幼稚園・保育園の保育者から小・中学校の教師までと、幅広い参加者でしたので、佐藤先生も大変だったことでしょう。お陰で盛りだくさんな内容となりました。内容は大きく分けて2つでした。1 発達障害児への教え方・練習のさせ方の工夫(見えないものを見えるようにすること、これを「構造化」と呼んでみえました)、2 発達障害児も含め、すべての子どもの学びと育ちを保証する授業・保育づくり(発達障害傾向の子どもがいる通常の学級でも必要なこと)の2つです。

1については、すでに数多くの実践やノウハウがさまざまなメディアで提供されていますので、知識として持っていた人は少なくなかったはずです(先回取り上げた『光とともに…』など、その手のノウハウ満載です)。しかし、佐藤先生のお話はもっと現実的です。たとえば、紙でつくった剣でチャンバラがやりたくて仕方のない子に、「今はまず給食を食べて、その後にやろうね」と伝える場合に、@食べます―――→Aかたいかみ6まいと紙に書く(これが見えるようにする「構造化」のひとつ)のではなく、Aを書いて納得させ、その後で―――→@を書くのがコツだとのお話でした。

こういう、聞く者を納得させるお話や写真・ビデオは、具体的に「困り感」(佐藤先生の造語、ただし指導者ではなく子どもの「困り感」であることに注意)をもっている子どもに接している人には好評だったようです。参加者のふりかえり用紙にも、もっと詳しく聞きたかったとの感想がたくさんありました。しかし、佐藤先生はそのような個別支援が、いわゆる絆創膏貼りの繰り返しになってはいないかと指摘されました。

「授業のなかで困っている子どもは授業のなかで救おう」を、さらに一歩進めて「すべての子どもの《学びと育ち》を保証する授業づくり」により、発達障害の子ども含めすべての子どもたちによる学び合う授業を実現しようと呼びかけられました。これは、小牧市の各学校で実践している「学び合う学び」と結びつくものです。特別(「特別」はあまり使いたくないとのことでしたが)支援教育と学び合う学びは別物ではない、と強調されました。

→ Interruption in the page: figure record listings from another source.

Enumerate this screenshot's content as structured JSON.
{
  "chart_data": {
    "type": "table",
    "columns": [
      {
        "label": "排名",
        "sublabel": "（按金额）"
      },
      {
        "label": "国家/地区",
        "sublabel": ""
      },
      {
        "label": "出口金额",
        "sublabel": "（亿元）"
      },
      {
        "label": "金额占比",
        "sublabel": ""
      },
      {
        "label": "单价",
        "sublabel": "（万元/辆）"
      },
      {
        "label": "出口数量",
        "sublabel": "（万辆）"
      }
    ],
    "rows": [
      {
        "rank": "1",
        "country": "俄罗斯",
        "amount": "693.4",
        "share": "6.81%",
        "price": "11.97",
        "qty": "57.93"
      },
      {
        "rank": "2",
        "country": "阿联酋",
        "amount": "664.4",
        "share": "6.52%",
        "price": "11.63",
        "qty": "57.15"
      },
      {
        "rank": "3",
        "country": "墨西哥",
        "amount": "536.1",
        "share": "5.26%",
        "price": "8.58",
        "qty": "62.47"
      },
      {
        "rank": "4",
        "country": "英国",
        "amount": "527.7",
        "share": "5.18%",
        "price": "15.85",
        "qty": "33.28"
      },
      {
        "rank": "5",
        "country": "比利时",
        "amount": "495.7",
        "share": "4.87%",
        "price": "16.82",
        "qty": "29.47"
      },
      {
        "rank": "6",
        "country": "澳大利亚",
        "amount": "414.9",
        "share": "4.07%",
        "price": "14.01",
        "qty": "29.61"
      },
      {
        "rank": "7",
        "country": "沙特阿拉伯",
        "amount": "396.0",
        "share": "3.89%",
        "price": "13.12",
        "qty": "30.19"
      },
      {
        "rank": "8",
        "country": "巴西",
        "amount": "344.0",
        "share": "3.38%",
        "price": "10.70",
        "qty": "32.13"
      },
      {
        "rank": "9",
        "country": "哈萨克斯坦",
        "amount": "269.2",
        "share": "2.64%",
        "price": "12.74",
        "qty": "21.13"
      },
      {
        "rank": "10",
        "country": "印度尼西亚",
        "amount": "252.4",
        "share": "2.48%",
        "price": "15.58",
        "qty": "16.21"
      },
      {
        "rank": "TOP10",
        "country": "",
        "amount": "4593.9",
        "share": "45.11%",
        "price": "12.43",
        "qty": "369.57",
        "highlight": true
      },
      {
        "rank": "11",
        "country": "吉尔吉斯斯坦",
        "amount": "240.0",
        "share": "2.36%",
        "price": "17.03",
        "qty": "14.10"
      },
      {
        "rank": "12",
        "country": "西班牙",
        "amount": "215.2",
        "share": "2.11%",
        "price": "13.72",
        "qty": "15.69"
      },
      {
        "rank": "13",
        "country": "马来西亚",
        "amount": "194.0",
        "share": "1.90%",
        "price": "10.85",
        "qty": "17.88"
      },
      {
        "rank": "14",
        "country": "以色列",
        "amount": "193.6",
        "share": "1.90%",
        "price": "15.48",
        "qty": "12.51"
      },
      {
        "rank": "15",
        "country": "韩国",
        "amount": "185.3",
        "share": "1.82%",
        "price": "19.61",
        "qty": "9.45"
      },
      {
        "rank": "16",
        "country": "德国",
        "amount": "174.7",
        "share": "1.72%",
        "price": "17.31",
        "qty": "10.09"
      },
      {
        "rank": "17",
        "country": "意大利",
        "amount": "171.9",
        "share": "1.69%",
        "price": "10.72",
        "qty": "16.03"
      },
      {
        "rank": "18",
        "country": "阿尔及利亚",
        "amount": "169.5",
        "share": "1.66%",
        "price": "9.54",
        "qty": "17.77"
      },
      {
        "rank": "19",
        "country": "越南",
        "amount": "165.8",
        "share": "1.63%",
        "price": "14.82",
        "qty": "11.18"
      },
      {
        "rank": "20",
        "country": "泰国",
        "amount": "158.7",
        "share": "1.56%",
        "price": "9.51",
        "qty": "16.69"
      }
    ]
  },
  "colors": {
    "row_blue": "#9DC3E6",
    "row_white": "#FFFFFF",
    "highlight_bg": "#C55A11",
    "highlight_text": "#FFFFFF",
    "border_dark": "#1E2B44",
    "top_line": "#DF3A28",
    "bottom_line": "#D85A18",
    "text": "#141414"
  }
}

2時間があっという間の充実した研修でしたが、研修を受けたから何かが変わるというような楽観的な見方を私は持っていません。事前に関連する学習(たとえば佐藤先生の『発達障害のある子の困り感に寄り添う支援』などを読んでくるとか)をしてきた人は、理解できる点、納得できる点、学び取る点が多かったことでしょう。しかし、この研修を機会に自分からこの分野を学ぶことが始まれば、それは素晴らしいことで、本来研修はそれをねらいとしています。

私も最近『発達障害の子どもたち』(杉山登志郎、講談社現代新書)を読んで、実際に成人するまで継続的に臨床に関わってきた著者だからこその記述に、大いに目を開かされました。さらにもう少し詳しく知りたいと思い、同じ著者の『発達障害の豊かな世界』も読んでみました。また、高機能自閉症の大人本人が書いた『僕の妻はエイリアン』(泉流星、新潮文庫)を読みました。この著者が子どもだったころは、そのような診断などないどころか、育ちが悪い、性格が悪いとイジメの対象にもなったようです(結局30代後半になって、高機能自閉症と診断されそうです)。大人になった今でも、こんなことに不安を感じながら生活しているとの記述は、とても参考になりました。